Изменить размер шрифта - +

– Ты слышишь, – с восхищением сказал раввинчик, – это же не что иное, как Специальный Фонд Объединенных Наций для Экономического Развития.

– Начхать, – сказал Андрес, – я только спрашиваю себя, почему все надрываются, готовя ему на будущее этот альбом, когда у малыша уже есть такое вельтаншауунг, что позавидуешь.

– Ладно, во всяком случае, извини за то, что ex abrupto [144] перебил тебя, – сказал Лонштейн, подавая ему сигареты, – но чего ты хочешь, у нас обычно все происходит, как в наших танго, ревность, мужская честь и прочие страсти. Моя иудейская мудрость говорит мне, что в жизни есть и другое, но, вероятно, лучше бы ты сам объяснил мне, что это за роковой Фриц Ланг и другие загадки, на которые ты намекал, что бесспорно доказывает твою принадлежность к агонизирующей олигархии.

– Все очень просто, – сказал Андрес, улыбнувшись впервые за это утро, – я хочу быть с Людмилой в радости и в горе, не знаю, что ты здесь найдешь олигархического, и в данном случае я боюсь горя, потому как радость она встретила вчера вечером, и не я стану эту ее радость оспаривать, ты же знаешь, что мы, офранцуженные аргентинцы, полностью теряем мужской дух и, по единогласному мнению нашего народа, мы педики безродные. Надеюсь, ясно?

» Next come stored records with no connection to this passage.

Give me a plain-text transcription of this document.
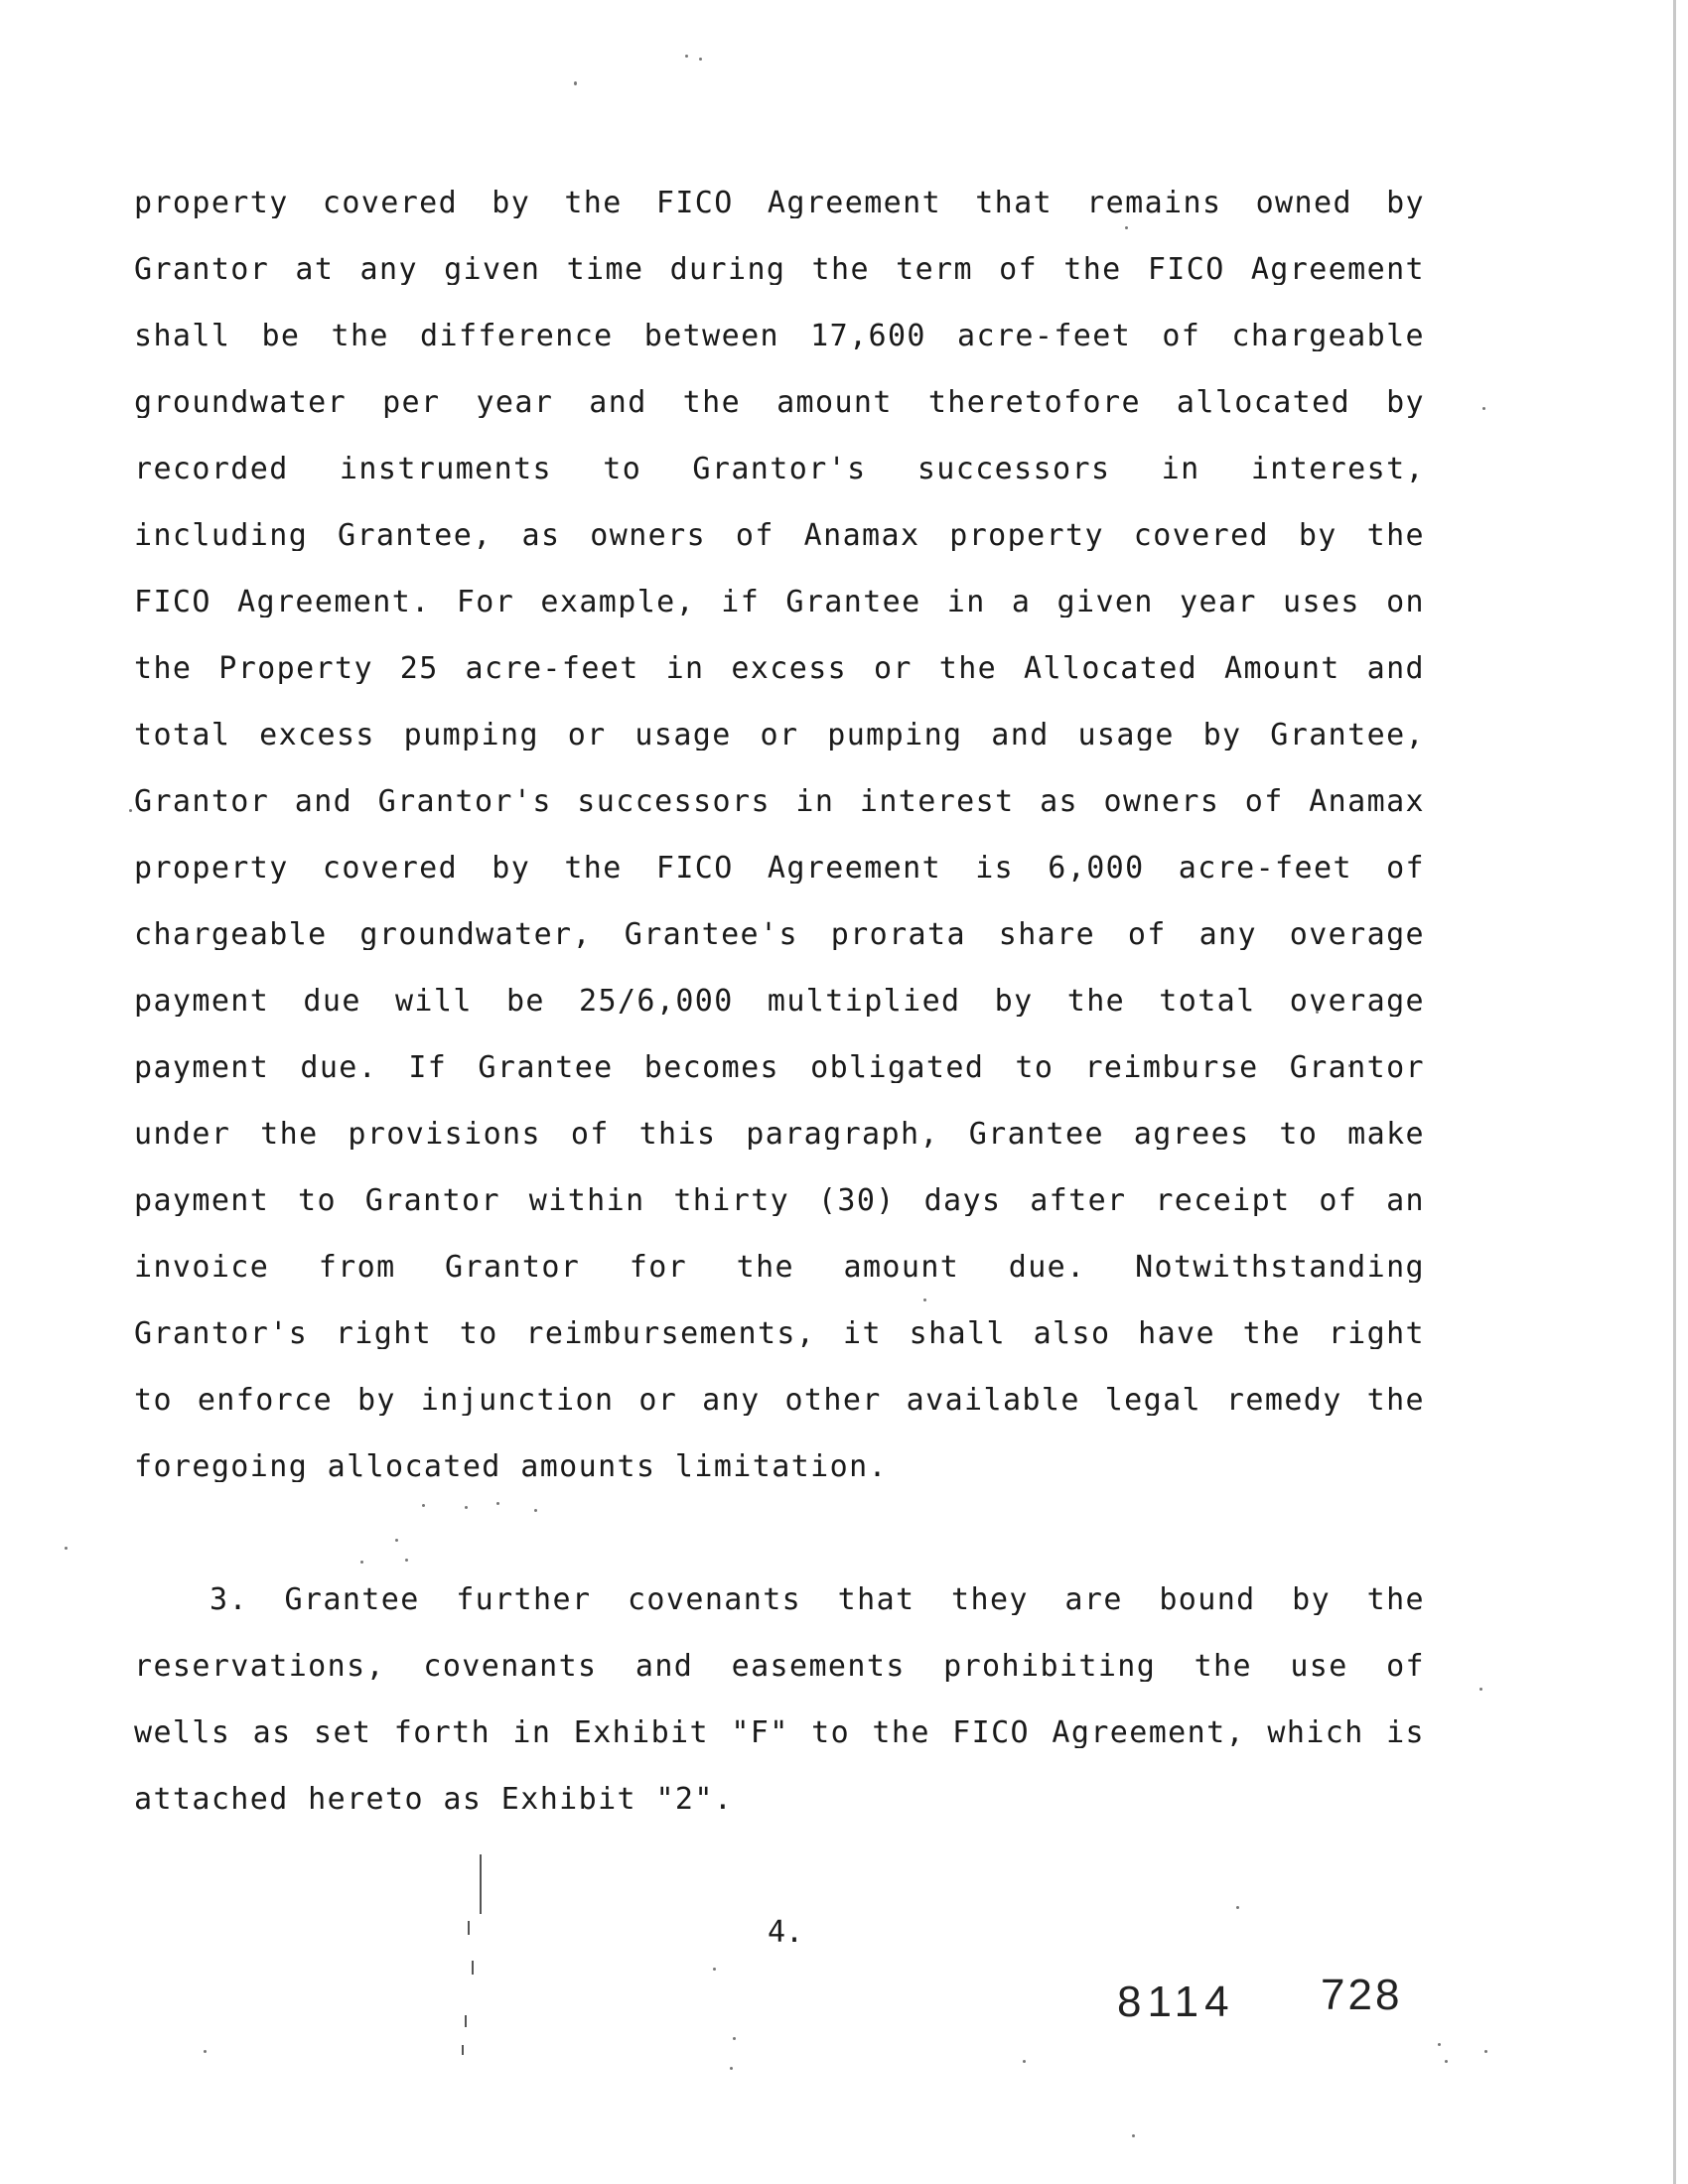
property covered by the FICO Agreement that remains owned by
Grantor at any given time during the term of the FICO Agreement
shall be the difference between 17,600 acre-feet of chargeable
groundwater per year and the amount theretofore allocated by
recorded instruments to Grantor's successors in interest,
including Grantee, as owners of Anamax property covered by the
FICO Agreement. For example, if Grantee in a given year uses on
the Property 25 acre-feet in excess or the Allocated Amount and
total excess pumping or usage or pumping and usage by Grantee,
Grantor and Grantor's successors in interest as owners of Anamax
property covered by the FICO Agreement is 6,000 acre-feet of
chargeable groundwater, Grantee's prorata share of any overage
payment due will be 25/6,000 multiplied by the total overage
payment due. If Grantee becomes obligated to reimburse Grantor
under the provisions of this paragraph, Grantee agrees to make
payment to Grantor within thirty (30) days after receipt of an
invoice from Grantor for the amount due. Notwithstanding
Grantor's right to reimbursements, it shall also have the right
to enforce by injunction or any other available legal remedy the
foregoing allocated amounts limitation.
3. Grantee further covenants that they are bound by the
reservations, covenants and easements prohibiting the use of
wells as set forth in Exhibit "F" to the FICO Agreement, which is
attached hereto as Exhibit "2".
4.
8114 728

– В общем, да, – сказал Лонштейн, – теперь, осветив мужской аспект проблемы, позволь тебе заметить, что есть и другой, не менее важный, а именно – я не очень понимаю, почему тебе вдруг захотелось впутаться в историю, которая плохо кончится, это уж точно. Да, знаю, в горе, я слышал. Но ты возьми в толк, что Буча – это не только Людмила, есть по меньшей мере несколько миллионов миллионов, участвующих в этом танце. Ну и что ты дашь взамен за требуемую информацию?

– Ничего, – сказал Андрес. – Как поет Каэтано Велосо на пластинке, которую ставил нам Эредиа, «нет у меня ничего, ведь я не из здешних». Даже не могу, как в песне, дать тебе Ирену.

– Сеньор желает многого, но ни с чем не хочет расстаться.

– Да, старик, ни с чем не хочу расстаться.

– Даже с самой малостью, например с утонченным писателем, с японским поэтом, которого знает он один?

– Да, даже с ними.

– С Ксенакисом, со своей экспериментальной музыкой, своим free jazz, своей Джонни Митчелл, своими репродукциями абстрактной живописи?

– Да, братец. Ни с чем. Все это унесу с собой, где бы я ни был.

– Каждому свое, – сказал Лонштейн. – Тебя ничем не прошибешь.

– Вот именно, – сказал Андрес, – потому что ничего такого особенного со мной не произошло, ты вот говорил о том, что в Людмиле проснулось нечто аргентинское, и, вероятно, ты прав, и Людмила теперь совсем не та женщина, которую я знал, но со мной произошло лишь то, что мной овладело что‑то вроде подозрения, почти желания, чтобы со мной что‑то произошло, старик, и, чтобы ты меня понял, я должен бы тебе рассказать о Фрице Ланге и, когда‑нибудь, о мухе, о черном пятне, понимаешь, о чем‑то неосязаемом.

– Вероятно, я останусь в дураках, – сказал раввинчик, – но что муха и пятна тебя довели до ручки, это бесспорно, говорю тебе я, который каждую ночь совершает туалет нескольким особам такого же вида, извини за сравнение.

– Ба, я много часов провел, пытаясь открыть кучу дверей и, вероятно, закрыть кучу других дверей, пытаясь разглядеть, что там, в пятне и в мухе, а в итоге все остается более или менее прежним, кроме того, что где‑то в Маре, возможно, плачет девушка. Понимаешь, сломать все ульи, все миллионы шестигранных ячеек, накопившихся со времен Ура, Лагаша, Агридженто, Карфагена, с каждой исторической вехи, все эти шестигранные хромосомы в каждом из нас, поди попробуй, Лонштейн, самоубийство в сравнении с этим саморазрушением – ничто, ты об этом думаешь, ты как будто это чувствуешь, а главное, воображаешь, что сумеешь это пережить, ты берешься за первый шестигранник, который я, между прочим, ради удобства называю треугольником, и вот, бац, контрудар от тебя самого, этакий аутонокаут, прошибающий тебе печень ударом кулака почище, чем Джек Демпси, а еще справься у аргентинцев, которые встречались с диким быком из пампы.